J’ai trouvé une laverie prête à me sauver la vie. Par chance, j’avais habillé Martin à son réveil au lieu de le laisser en pyj pour la journée, comme je le fais presque chaque mercredi. Je charge la poussette et la couette dans la voiture, et reviens chercher les enfants. J’emmitoufle le nain dans sa wonder-combi et le pose sur le canapé le temps d’enfiler mes godasses. 40 secondes, grand max. Shbing ! « ouiiinnnnnnnnn ! » – « meeeeeeeerde ! ». ‘l’a voulu se retourner. ‘l’est tombé du canapé en se cognant au passage dans la table basse. ‘l’a eu peur plus que mal. ‘l’a droit à un gros câlin qui l’apaise. Ouf.

 

La Chienlit, nouveau clap :

J’avais imprimé l’itinéraire sur mappy. Pas de bol, y’a des travaux sur la nationale. Ca bouchonne. Puis à l’arrivée, de nouveau des déviations. Je me paume à moitié. Ca commence à très légèrement me gonfler.

Finalement, je trouve, je paie les 25€ demandés (en promettant au coupable que je ponctionnerai une partie de la somme dans sa tirelire) et repars avec poussette et enfants direction la maison. Je couche Tintin qui s’est endormi dans la voiture.

 

La Chienlit, le retour 2 :

Bon, c’est pas tout ça, mais j’avais prévu de faire le ménage, moi, aujour’hui ! allez, l’aspi avant de manger, le reste après. Branche l’aspi, commence à aspirer la cuisine. Chpouffffff ! Silence subit. Fumée, odeur de cramé. Paix à son âme d’aspirateur…

 

La Chienlit, encore et toujours :

Je prépare à manger (saucisses et lentilles). Gauthier râle que ça lui va pas. J’indique qu’il a plutôt intérêt à pas trop la ramener, compte-tenu de mon état de nerfs du matin auquel il n’est pas totalement étranger.
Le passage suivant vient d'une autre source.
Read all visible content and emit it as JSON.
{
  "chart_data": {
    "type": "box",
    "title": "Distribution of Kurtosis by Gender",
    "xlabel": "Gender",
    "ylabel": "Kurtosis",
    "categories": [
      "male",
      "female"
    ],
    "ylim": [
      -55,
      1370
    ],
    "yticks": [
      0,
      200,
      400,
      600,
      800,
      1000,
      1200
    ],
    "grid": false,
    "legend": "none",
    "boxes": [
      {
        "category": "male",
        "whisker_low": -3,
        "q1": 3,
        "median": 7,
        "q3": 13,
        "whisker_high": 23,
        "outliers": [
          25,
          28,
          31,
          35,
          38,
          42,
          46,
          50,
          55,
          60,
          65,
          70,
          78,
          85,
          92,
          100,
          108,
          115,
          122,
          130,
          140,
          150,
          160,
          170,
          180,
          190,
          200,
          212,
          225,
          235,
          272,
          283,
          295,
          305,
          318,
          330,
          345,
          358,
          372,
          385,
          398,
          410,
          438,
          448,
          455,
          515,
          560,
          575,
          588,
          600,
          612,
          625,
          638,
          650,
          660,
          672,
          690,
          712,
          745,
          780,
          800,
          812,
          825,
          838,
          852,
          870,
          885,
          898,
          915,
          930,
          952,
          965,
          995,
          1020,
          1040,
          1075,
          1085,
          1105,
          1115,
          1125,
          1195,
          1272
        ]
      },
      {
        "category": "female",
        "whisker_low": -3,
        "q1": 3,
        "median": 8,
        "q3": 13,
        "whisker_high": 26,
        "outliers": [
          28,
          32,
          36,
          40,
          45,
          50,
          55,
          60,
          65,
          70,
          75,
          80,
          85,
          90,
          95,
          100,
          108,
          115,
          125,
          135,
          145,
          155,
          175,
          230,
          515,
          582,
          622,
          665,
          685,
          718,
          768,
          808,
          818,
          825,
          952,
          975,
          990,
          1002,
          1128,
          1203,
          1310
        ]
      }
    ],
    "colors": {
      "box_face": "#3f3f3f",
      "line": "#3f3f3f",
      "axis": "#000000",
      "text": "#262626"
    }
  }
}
Au moment ou c’est prêt, Martin réclame sa pitance. Bon, je mangerai plus tard…

 

 

La Chienlit, le retour du retour :

J’ai passé le balai après le repas. J’ai couché les enfants. Je m’attaque à des impressions pour un projet de scrap. L’imprimante n’arrive pas à entraîner les feuilles. J’en bousille une bonne quinzaine avant de trouver une solution (plus chiante pour moi mais manifestement préférée par l’imprimante. De toute façon, il est dit que je dois en chier aujourd’hui alors bon…). J’ai du coup passé la serpillière, pour me détendre. Et mis une lessive.

 

La Chienlit, clap de fin :

Je suis montée scrapper un peu, toujours pour me détendre. Quand j’ai eu fini, j’ai voulu sortir le linge de la machine. Sais pas pourquoi, en y allant, je SENTAIS qu’il allait arriver quelque chose. Bingo. J’avais du mal caler le tuyau d’évac de la machine dans la baignoire (oui, l’hiver, notre machine à laver vient habiter dans la salle de bains, sinon, elle gèle dans le garage). Je patauge dans 3cm d’eau. Joie et allégresse. Là maintenant tout de suite, j’ai très envie de pleurer. Et que la journée se termine… Re-serpillière.

 

 

Voilà… Un mercredi comme on les aime. Où on travaille pas pour passer du temps avec ses enfants. Et pour économiser une journée de nounous pour lesdits enfants. Et du carburant. Et où finalement, le soir venu, on a passé sa journée à réparer les âneries des enfants, à nourrir les enfants, où on a fait 2 allers-retours de 50 kms chacun (un pour emmener la couette, et un pour aller la récupérer et racheter un aspirateur au passage) et dépensé son bon d’achat du mois chez Carrefour pour aider à payer le nouvel aspirateur. Un mercredi où, finalement, on se demande si on aurait pas préféré aller bosser, et où, VRAIMENT, on est contente de voir 22h30 arriver pour aller se coucher.